Vintage original 3.25 x 5.5 in. "country of origin" German postcard featuring the German-born silent film and sound era actor and writer, HARRY HALM. Issued for publicity purposes during his career in the silent era, the handsome actor is depicted in an interior medium publicity shot wearing a white shirt and a dark tie while posing in front of a light studio backdrop. Printed by the renowned Ross-Verlag publishing house of Berlin, this vintage original silent film postcard is unused in very fine condition with a very light diagonal impression on each corner from where it was inserted into an album during the 1920's.

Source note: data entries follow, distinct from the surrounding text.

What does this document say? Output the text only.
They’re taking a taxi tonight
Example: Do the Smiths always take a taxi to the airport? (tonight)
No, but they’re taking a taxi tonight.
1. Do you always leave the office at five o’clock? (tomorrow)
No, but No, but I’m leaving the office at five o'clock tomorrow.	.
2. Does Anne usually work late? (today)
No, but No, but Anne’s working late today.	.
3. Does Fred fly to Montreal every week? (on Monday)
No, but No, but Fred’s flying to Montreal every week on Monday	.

Provenance: Approximately 8 years ago, we purchased a collection of two albums of vintage original German postcards from a rare book dealer at an antiquarian book fair in Pasadena, California (see photos). Approximately half of the postcards were signed by the respective personalities and the ones that were dated by the actors are all dated "1926." We were informed by the dealer that these postcards came from a film collector in Germany who acquired them at the time they were issued and then had them signed by the respective actors when he met them in person. We are now pleased to make these vintage original postcards available to other collectors.

Harry Halm (1901–1980) was a German film actor and was the son of theater manager and film director. He was an actor and writer, known for Die verschwundene Frau (1929), Sein Scheidungsgrund (1931), and Im Weissen Rössl (1952). He took acting lessons with Eduard von Winterstein and Hermann Vallentin and began his stage career in 1919 at the Schauspielhaus in in Potsdam. Because of his hereditary influences, he launched an acting career in the film industry in the 1920's, playing romantic leading roles in films often opposite Lillian Harvey. At the beginning of the 1930's, he appeared in sound films such as Hokuspokus (1930), Der wahre Jakob (1931), and Ein toller Fall (1932), after which he disappeared completely from the screen and only surfaced again in 1948 for the film Hin und her. He found roles hard to come by during the national socialist era, ostensibly for reasons “pertaining to race.” He then moved to Austria, where he operated a bar called the “Top Hat” (in deference to the 1935 Astaire/Rogers musical) and later became a tobacconist. Harry Halm died on November 22, 1980 in Munich, Bavaria, West Germany.

Ross-Verlag in Berlin was a German publishing house specialized in photographs and photo postcards of artists. The owner of the company was Heinrich Ross (b. 10 August 1870; d. after 1954 as emigrant in the USA).